Depuis lors, elle a été placée bien en vue chez nous à la maison.

Lors du dernier anniversaire de l’assassinat de la sainte famille impériale de Russie (mi-juillet 2018), j’ai apporté l’icône dans notre église en demandant au Père Alexandre de la bénir.

En sortant de l’église, Alexandre nous a pris en photo.

Les paroissiens ont été très surpris d’apprendre comment cette icône était arrivée chez nous.

Nous venons de demander à un ami encadreur de réaliser un cadre de protection afin de l’emporter à Saint-Maximin.
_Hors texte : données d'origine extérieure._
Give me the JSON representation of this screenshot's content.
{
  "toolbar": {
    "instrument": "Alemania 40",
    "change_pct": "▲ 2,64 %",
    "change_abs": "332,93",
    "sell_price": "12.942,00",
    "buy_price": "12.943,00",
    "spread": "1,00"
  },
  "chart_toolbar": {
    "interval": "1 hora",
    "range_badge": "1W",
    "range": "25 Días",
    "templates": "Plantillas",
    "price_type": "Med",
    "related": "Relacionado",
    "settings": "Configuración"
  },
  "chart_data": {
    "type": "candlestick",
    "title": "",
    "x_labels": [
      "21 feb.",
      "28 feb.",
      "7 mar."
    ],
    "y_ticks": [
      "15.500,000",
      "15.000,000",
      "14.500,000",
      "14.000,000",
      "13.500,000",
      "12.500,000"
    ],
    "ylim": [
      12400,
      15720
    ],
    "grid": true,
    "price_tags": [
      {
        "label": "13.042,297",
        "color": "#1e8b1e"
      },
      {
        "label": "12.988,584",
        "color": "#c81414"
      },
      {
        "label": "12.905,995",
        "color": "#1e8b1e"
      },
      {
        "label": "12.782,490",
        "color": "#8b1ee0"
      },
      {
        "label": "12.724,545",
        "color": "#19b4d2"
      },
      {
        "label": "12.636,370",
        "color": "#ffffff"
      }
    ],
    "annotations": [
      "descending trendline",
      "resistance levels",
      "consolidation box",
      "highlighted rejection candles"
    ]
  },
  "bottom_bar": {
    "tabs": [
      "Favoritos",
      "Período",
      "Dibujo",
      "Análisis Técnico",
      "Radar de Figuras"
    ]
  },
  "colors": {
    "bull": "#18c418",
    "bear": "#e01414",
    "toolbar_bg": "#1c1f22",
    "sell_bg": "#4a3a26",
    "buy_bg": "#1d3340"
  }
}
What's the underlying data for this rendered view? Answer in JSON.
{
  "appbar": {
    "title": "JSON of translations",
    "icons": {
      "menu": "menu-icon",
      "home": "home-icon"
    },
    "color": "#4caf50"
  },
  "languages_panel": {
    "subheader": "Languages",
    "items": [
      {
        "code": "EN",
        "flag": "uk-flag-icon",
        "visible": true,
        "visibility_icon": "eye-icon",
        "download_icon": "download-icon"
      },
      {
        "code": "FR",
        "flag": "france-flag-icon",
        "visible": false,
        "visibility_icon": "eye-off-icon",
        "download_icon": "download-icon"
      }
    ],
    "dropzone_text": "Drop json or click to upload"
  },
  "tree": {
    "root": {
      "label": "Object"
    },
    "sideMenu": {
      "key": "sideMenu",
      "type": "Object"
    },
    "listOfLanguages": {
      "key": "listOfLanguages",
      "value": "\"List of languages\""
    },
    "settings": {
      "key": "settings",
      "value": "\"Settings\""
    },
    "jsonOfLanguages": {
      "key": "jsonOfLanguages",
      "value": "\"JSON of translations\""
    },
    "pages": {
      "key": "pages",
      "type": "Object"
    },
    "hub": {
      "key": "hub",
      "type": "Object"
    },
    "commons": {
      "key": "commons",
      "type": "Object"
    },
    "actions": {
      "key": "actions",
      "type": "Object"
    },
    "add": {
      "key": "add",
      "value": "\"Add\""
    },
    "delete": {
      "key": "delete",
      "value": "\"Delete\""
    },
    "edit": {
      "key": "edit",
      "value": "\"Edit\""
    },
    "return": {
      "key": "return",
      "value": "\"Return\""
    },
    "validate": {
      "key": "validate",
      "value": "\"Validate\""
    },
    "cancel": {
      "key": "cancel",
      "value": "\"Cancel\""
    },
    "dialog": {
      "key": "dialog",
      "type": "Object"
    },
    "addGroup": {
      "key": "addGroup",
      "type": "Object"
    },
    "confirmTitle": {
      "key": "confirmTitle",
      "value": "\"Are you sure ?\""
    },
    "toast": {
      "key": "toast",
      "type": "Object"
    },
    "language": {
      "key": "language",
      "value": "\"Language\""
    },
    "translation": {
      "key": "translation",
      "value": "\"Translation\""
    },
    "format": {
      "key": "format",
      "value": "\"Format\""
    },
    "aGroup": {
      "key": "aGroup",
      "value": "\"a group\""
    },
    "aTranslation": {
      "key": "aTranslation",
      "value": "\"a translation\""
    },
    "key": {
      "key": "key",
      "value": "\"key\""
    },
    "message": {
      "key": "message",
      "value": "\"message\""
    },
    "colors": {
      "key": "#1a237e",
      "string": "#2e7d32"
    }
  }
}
Saints néo-martyrs de la Sainte Russie, priez Dieu pour nous, aujourd’hui et demain.

Article rédigé par Nicolas Van Cranenbroeck le 10/03/2019 pour le bulletin périodique de la Paroisse Saint Alexandre Nevski et Saint Séraphin de Sarov (Liège) Nadejda/EspéranceN° 35, mai-juin-juillet-août 2019.

[1]Voir l’article intitulé « De la Terre Sainte à Liège en passant par la Bretagne : notre chemin vers l’Église » publié dans Nadejda/EspéranceN° 29, janvier-février-mars 2017, pp. 70 à 83.

[2]Voir l’article intitulé « Va-t-en de ton pays, de ta patrie et de la maison de ton père dans le pays que je te montrerai… Genèse, 12, 1 » publié dans Nadejda/EspéranceN° 32, avril-septembre 2018, pp. 129 à 149.

[3]Voir l’article intitulé « De la Terre Sainte à Liège en passant par la Bretagne : notre chemin vers l’Église » publié dans Nadejda/EspéranceN° 29, janvier-février-mars 2017, pp. 70 à 83.